“Expedition” in Computational Sustainability

Scratch below the surface of a natural resources question and you’ll often find a tough nut to crack. The complex interactions among species and their habitats have bedeviled scientists from before Charles Darwin’s day to the present, preventing them in many cases from generating information that managers need to develop effective policies.

Now a group of researchers at Oregon State, Cornell and Howard universities; Bowdoin College; and the Conservation Fund, are undertaking a five-year quest to find creative ways of applying computer science to ecological science, bio-fuels and natural resource management. Their work is supported by a $10 million grant from the National Science Foundation.

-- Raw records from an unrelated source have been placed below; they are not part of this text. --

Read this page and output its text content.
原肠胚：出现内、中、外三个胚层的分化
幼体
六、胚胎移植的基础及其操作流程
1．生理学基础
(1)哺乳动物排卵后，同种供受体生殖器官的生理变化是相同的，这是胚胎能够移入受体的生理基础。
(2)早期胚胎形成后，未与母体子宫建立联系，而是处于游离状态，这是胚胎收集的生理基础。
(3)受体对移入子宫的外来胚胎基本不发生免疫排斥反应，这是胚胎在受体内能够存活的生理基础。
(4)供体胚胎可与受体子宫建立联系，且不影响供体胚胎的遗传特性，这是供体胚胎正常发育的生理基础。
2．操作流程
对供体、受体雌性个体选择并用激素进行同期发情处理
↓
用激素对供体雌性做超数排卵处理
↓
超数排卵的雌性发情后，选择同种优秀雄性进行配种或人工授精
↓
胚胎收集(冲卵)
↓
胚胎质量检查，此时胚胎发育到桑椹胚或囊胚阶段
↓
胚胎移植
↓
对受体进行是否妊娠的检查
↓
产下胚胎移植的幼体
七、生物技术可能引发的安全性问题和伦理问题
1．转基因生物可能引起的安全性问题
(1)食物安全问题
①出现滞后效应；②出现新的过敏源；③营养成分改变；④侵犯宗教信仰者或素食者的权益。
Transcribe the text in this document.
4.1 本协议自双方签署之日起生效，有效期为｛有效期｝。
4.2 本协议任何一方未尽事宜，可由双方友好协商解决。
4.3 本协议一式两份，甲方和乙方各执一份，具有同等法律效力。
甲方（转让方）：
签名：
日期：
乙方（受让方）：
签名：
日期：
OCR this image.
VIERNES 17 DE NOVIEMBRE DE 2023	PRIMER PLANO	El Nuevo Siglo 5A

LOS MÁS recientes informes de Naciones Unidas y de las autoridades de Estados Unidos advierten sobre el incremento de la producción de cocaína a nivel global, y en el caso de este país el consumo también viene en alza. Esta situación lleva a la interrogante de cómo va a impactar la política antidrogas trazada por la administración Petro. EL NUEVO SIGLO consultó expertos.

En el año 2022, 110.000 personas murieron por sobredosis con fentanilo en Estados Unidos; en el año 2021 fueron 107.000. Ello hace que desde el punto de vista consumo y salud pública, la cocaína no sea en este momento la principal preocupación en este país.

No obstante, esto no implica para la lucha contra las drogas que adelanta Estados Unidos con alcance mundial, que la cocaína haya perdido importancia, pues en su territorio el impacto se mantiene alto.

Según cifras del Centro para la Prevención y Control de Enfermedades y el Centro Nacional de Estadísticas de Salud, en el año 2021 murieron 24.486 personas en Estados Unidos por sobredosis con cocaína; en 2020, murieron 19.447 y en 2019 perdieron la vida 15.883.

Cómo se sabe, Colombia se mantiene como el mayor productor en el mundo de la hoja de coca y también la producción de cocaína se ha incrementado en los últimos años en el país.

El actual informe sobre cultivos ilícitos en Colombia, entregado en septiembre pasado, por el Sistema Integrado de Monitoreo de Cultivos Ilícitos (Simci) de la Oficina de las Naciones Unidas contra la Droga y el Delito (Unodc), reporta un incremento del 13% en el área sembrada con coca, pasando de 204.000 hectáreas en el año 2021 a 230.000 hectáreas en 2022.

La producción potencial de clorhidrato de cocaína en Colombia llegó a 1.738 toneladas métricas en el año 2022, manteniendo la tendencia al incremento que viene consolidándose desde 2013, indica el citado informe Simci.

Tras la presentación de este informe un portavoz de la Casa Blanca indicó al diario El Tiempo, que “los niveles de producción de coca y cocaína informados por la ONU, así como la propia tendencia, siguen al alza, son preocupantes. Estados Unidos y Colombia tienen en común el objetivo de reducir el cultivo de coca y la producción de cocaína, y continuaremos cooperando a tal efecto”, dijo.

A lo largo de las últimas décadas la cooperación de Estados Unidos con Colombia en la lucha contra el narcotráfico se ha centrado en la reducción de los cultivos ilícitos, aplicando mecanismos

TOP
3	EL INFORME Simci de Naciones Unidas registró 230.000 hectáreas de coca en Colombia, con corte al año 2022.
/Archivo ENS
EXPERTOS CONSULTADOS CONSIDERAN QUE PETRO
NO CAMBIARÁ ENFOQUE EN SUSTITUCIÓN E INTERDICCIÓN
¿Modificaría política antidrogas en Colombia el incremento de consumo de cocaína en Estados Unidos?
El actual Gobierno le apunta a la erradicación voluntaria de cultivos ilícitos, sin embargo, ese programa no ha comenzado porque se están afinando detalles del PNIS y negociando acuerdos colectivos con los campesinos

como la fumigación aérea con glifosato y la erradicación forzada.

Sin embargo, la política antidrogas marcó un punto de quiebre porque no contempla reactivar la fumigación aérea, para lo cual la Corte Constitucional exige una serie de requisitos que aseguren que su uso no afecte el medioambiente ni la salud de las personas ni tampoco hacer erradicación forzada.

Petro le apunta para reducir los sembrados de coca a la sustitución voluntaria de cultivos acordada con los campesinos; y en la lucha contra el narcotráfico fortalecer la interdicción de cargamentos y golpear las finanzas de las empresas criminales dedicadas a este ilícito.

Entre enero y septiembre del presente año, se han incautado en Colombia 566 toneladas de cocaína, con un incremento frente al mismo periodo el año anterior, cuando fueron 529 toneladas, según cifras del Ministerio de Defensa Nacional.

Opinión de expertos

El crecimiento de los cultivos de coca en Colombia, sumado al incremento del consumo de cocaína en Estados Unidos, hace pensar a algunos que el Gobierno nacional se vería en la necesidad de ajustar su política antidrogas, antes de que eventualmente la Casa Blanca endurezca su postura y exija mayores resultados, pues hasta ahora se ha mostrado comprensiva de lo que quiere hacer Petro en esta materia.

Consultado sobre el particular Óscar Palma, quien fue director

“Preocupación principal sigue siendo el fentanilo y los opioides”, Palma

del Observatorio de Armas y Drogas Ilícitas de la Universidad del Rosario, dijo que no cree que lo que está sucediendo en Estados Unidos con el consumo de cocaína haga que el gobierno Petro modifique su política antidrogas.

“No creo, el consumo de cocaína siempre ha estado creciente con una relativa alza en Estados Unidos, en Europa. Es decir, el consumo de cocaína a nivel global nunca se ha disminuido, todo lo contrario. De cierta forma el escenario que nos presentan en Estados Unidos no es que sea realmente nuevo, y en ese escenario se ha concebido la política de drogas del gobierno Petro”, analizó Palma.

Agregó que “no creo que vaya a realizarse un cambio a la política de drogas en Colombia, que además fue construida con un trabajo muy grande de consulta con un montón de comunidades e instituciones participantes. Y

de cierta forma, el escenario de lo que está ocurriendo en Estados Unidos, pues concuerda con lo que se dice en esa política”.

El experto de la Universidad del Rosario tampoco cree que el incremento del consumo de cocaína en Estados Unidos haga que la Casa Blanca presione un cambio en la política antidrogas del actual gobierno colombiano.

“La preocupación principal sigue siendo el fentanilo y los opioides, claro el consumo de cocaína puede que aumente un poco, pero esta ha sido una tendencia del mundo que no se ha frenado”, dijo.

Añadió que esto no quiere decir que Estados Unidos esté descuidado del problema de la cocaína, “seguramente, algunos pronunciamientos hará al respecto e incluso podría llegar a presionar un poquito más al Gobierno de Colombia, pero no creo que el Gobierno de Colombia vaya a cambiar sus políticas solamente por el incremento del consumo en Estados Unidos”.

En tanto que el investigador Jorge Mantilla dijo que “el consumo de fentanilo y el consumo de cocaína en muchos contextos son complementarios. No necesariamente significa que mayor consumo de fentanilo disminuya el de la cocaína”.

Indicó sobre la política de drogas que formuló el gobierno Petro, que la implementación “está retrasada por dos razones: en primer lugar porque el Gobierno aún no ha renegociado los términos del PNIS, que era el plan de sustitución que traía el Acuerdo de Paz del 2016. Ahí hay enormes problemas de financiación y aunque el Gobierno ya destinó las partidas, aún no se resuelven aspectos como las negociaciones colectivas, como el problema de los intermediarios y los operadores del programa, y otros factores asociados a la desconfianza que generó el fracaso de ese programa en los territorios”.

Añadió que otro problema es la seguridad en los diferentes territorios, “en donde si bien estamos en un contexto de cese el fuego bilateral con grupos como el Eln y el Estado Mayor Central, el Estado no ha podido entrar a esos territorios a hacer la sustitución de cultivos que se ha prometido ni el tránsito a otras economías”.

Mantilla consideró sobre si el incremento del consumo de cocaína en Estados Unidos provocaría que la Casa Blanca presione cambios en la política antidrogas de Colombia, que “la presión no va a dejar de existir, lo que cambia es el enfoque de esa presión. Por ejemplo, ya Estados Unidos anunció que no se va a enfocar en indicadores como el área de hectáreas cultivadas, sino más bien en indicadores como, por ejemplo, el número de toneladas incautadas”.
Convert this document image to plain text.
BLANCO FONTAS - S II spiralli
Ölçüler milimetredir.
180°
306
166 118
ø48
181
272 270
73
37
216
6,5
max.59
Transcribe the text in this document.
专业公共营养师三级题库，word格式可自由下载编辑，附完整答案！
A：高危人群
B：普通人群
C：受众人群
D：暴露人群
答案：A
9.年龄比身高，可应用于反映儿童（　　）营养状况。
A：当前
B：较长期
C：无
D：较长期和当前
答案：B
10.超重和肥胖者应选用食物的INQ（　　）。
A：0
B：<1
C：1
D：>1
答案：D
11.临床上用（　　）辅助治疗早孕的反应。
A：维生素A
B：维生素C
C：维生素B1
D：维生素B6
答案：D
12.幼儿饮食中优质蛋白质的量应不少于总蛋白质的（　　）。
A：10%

The project is led by Tom Dietterich at Oregon State with OSU colleagues Claire Montgomery and Heidi Jo Albers in forestry and Weng-Keen Wong in engineering and with Carla Gomes at Cornell.

“Many scientific fields have come to rely on rapid, large-scale computation to make major advances,” says Dietterich, “but the field of computer science has more to offer than just raw computer power. Clever algorithms (recipes for carrying out steps in the computer) have led to major advances in molecular biology and the genomics revolution as well as to advances in computational chemistry and astronomy. We hope to have a similar impact in ecology and natural resource management.”

Among the topics that scientists and engineers will pursue are fishery economics, wildlife reserves, species distribution and fuel reductions in forests.